Lord Cassian, it seemed, had displayed an… uncharacteristic loss of decorum. A confrontation, they said. Over a matter of academic rivalry, or perhaps something far more personal. The Collegium’s polished hallways echoed with sordid whispers.
“That brute, I’m telling you, he completely lost control over that commoner scholar.”
“What, the quiet one? Thorne? The one they call the ‘gilded pigeon’?”
“Indeed. He looked like a squashed sparrow, didn’t he? All crumpled and pathetic.”
The refectory, the library, the arcane lecture halls—all were filled with these kinds of conversations.
“Lord Cassian, they say, had a rather… unsettling fixation on the scholar. Driven by a twisted possessiveness over young Lysander’s attention, perhaps? Or a darker jealousy towards Thorne’s rapid academic ascent.”
The rumors painted Cassian as volatile and prone to irrational outbursts, his noble facade fractured by an ignoble obsession with a commoner.
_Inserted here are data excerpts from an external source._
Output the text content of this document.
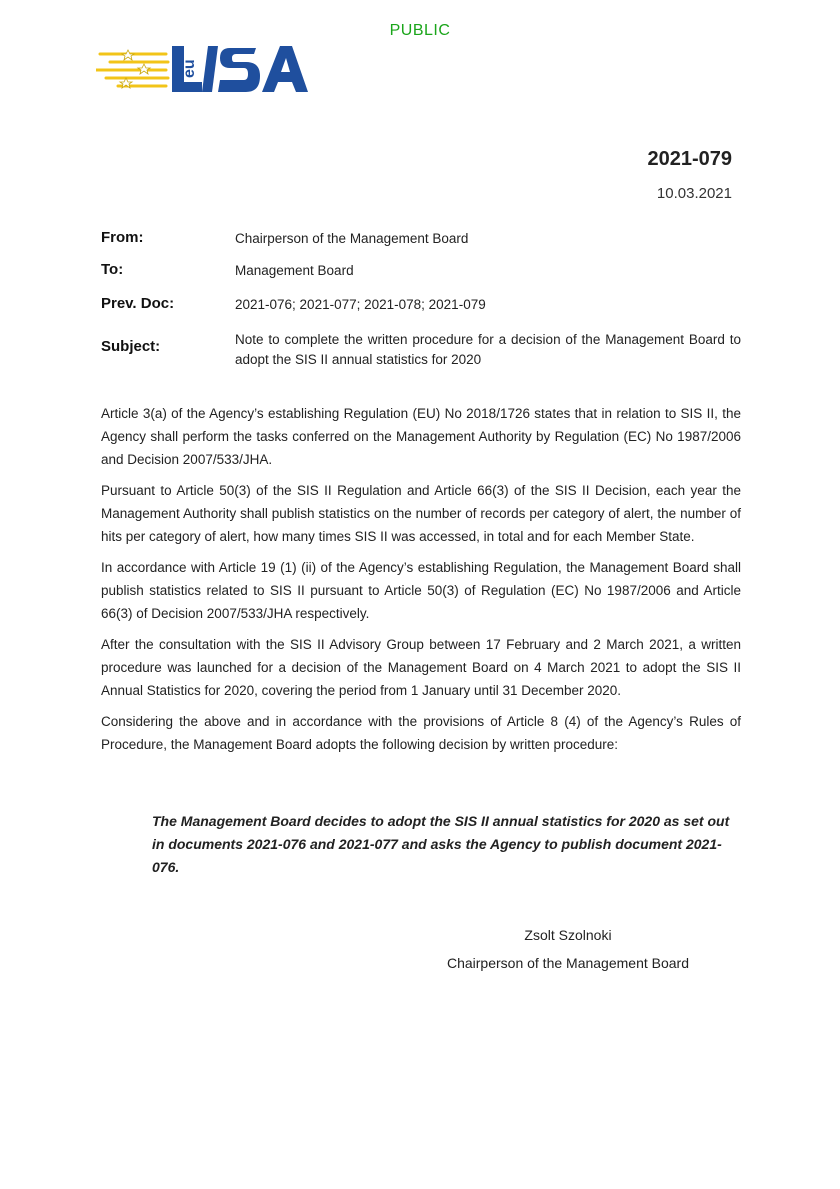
PUBLIC
eu
2021-079
10.03.2021
From:	Chairperson of the Management Board
To:	Management Board
Prev. Doc:	2021-076; 2021-077; 2021-078; 2021-079
Subject:	Note to complete the written procedure for a decision of the Management Board to adopt the SIS II annual statistics for 2020

Article 3(a) of the Agency’s establishing Regulation (EU) No 2018/1726 states that in relation to SIS II, the Agency shall perform the tasks conferred on the Management Authority by Regulation (EC) No 1987/2006 and Decision 2007/533/JHA.

Pursuant to Article 50(3) of the SIS II Regulation and Article 66(3) of the SIS II Decision, each year the Management Authority shall publish statistics on the number of records per category of alert, the number of hits per category of alert, how many times SIS II was accessed, in total and for each Member State.

In accordance with Article 19 (1) (ii) of the Agency’s establishing Regulation, the Management Board shall publish statistics related to SIS II pursuant to Article 50(3) of Regulation (EC) No 1987/2006 and Article 66(3) of Decision 2007/533/JHA respectively.

After the consultation with the SIS II Advisory Group between 17 February and 2 March 2021, a written procedure was launched for a decision of the Management Board on 4 March 2021 to adopt the SIS II Annual Statistics for 2020, covering the period from 1 January until 31 December 2020.

Considering the above and in accordance with the provisions of Article 8 (4) of the Agency’s Rules of Procedure, the Management Board adopts the following decision by written procedure:

The Management Board decides to adopt the SIS II annual statistics for 2020 as set out in documents 2021-076 and 2021-077 and asks the Agency to publish document 2021-076.
Zsolt Szolnoki
Chairperson of the Management Board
And Elias, the object of this strange, humiliating attention, was reduced to a pitiful symbol of Cassian’s disgrace. His ambition, once a quiet fire, was now a public spectacle, the whispers twisting it into something unseemly and scandalous. He was the catalyst for a noble’s downfall, a dangerous presence in Aethelgard’s delicate ecosystem of power.